E la minoranza? C’è chi lo difende, come il sindaco di Pesaro Matteo Ricci: “Ha il suo stile, lo conosciamo. Ma è tra gli amministratori più forti che abbiamo. Non possiamo fare a meno di lui”. Chi invece è infastidito dai suoi soliti toni è Valeria Valente: “Erano parole da evitare, si sta in una comunità con grande rispetto per tutti. Poi, merito a lui come amministratore, ma quelle parole sono state inopportune”. E c’è chi sceglie la strada del silenzio. “La prego, abbiamo già parlato in direzione…”, evita cortese le domande lo stesso Bonaccini, che già tentò di mediare nelle vesti di presidente dem dopo lo strappo di De Luca e la mancata presenza del governatore alla kermesse organizzata a Napoli contro l’Autonomia differenziata. “Se mi imbarazzano i suoi insulti, sono accuse che colpiscono tutta la comunità Pd? Non parlo a nome di nessuno, se non di me stesso”, fugge via pure Lorenzo Guerini. E non è il solo. “Non parlo di queste cose”, va via infastidito Graziano Delrio. Come pure Piero Fassino.

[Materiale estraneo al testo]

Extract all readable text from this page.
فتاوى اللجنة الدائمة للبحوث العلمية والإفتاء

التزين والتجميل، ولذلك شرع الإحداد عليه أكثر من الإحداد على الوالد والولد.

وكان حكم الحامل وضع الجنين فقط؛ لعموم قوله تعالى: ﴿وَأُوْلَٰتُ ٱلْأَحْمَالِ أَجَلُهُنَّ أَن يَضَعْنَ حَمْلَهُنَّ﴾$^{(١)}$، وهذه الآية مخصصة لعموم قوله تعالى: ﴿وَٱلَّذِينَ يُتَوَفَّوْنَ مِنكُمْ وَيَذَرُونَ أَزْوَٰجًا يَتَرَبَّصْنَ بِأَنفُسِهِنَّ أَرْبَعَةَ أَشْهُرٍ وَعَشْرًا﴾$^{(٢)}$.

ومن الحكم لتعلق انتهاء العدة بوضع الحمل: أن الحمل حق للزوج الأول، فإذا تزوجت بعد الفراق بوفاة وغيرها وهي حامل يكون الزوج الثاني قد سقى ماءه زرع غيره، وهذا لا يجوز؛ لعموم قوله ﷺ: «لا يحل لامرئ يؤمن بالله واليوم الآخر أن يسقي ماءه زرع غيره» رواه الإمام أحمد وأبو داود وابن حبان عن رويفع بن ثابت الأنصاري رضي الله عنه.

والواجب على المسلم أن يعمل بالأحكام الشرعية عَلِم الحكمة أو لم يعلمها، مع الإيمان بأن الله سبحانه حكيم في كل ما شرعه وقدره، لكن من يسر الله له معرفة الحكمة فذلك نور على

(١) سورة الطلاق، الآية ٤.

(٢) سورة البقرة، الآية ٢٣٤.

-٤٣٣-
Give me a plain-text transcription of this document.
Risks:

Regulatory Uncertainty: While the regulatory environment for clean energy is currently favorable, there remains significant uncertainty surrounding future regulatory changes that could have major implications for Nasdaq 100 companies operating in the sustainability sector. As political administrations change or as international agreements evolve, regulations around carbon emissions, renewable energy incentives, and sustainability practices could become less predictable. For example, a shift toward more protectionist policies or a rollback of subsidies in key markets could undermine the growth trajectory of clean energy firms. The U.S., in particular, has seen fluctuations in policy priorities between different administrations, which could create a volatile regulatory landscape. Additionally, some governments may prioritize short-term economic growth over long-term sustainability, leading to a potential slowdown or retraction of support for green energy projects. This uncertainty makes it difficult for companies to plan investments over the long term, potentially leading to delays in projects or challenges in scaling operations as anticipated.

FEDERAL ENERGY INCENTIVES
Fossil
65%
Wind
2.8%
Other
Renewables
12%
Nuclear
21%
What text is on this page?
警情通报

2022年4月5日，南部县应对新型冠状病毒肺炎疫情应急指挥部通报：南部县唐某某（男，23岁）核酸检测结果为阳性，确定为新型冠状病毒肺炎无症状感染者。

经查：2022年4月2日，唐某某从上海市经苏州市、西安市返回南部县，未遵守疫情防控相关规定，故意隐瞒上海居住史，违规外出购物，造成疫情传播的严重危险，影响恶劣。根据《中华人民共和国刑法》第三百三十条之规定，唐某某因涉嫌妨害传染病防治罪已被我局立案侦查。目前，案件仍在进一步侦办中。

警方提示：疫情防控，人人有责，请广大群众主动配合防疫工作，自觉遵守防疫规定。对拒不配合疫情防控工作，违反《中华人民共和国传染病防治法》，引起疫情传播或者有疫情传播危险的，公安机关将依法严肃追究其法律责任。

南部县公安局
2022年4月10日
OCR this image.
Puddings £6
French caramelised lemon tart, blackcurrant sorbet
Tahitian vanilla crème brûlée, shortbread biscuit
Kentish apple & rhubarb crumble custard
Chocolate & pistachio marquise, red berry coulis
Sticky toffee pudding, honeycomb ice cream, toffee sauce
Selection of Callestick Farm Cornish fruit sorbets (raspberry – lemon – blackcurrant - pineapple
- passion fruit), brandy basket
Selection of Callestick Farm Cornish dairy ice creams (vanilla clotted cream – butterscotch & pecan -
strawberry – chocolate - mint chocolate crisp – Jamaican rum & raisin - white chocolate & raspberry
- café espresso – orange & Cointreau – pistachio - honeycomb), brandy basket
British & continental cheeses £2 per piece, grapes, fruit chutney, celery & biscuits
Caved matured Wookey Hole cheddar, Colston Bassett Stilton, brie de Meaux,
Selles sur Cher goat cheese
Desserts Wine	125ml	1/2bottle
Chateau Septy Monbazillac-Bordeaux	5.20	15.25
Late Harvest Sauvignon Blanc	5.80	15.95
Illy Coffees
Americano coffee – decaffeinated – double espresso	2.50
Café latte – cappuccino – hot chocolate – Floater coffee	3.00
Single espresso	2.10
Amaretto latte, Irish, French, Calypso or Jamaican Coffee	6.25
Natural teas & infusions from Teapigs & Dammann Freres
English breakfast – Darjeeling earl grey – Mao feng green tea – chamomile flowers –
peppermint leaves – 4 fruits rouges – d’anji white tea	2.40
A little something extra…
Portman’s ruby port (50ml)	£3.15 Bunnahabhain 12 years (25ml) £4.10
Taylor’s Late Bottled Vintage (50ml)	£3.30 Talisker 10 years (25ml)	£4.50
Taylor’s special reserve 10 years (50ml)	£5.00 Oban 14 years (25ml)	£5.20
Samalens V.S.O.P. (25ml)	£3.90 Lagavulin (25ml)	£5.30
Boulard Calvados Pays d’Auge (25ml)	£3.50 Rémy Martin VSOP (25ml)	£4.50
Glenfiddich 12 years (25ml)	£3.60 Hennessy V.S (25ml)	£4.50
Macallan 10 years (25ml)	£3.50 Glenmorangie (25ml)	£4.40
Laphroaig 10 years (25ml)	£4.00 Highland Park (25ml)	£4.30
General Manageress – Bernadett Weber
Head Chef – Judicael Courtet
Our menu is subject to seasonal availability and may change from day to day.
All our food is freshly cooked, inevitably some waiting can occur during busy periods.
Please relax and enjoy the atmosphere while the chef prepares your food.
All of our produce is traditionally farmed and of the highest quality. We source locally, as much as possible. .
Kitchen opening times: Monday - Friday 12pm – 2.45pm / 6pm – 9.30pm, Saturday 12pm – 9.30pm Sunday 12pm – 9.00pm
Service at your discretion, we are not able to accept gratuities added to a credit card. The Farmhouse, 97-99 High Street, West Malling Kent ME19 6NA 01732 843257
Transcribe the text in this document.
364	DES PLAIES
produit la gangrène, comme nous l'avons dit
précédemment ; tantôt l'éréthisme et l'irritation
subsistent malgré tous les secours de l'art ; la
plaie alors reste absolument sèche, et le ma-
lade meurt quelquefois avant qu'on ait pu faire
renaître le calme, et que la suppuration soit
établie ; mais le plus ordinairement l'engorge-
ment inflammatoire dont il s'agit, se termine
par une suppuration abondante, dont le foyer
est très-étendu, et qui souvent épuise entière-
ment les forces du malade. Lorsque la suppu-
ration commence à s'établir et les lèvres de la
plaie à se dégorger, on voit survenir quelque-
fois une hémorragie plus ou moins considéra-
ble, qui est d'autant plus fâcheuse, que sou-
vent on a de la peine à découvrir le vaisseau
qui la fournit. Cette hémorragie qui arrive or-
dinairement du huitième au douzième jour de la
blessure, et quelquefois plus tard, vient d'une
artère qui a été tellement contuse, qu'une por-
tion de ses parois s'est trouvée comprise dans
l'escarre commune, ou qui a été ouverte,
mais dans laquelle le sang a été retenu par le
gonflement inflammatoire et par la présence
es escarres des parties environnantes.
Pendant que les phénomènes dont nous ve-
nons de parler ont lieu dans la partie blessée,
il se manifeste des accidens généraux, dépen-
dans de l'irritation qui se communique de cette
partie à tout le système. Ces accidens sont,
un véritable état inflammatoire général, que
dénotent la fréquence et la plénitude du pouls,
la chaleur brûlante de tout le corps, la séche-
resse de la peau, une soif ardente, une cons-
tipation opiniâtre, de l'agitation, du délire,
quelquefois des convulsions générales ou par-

Chi difende il padre, invece, è il figlio Piero De Luca, già polemico con il nuovo corso dopo la mancata conferma come vicecapogruppo alla Camera, voluta da Schlein, prima dell’estate. “Se mi imbarazzano i suoi insulti? No, nessun imbarazzo. Le parole sulla maleducazione, Forza Italia e l’accoglienza? No, non è così, andiamo avanti e costruiamo. Basta scorie delle primarie, concentriamoci sui problemi del Paese”, prova a tagliare corto.

Il padre aveva avvertito i vertici nazionali: “Dobbiamo costruire le condizioni per essere un’alternativa ed essere il Partito Democratico e non Lotta Continua che è un’altra cosa. Se dovevamo essere una forza di sinistra non c’era bisogno di fare il Partito Democratico”. Così Piero De Luca insiste sul nodo politico: “Abbiamo posto un problema di agibilità politica, di rispetto del pluralismo nel partito. Credo che la maggioranza stia iniziando a farsene carico. Guai a tornare a due partiti, Ds e Margherita”. Per poi tagliare corto sul libro del padre e governatore ed evitare altre domande: “‘Nonostante il Pd’ un primo passo fuori dal partito? Assolutamente no“. Tradotto, polemiche rinviate. Prima del nuovo voto in Campania c’è ancora un’eternità, per lo scontro c’è ancora tempo.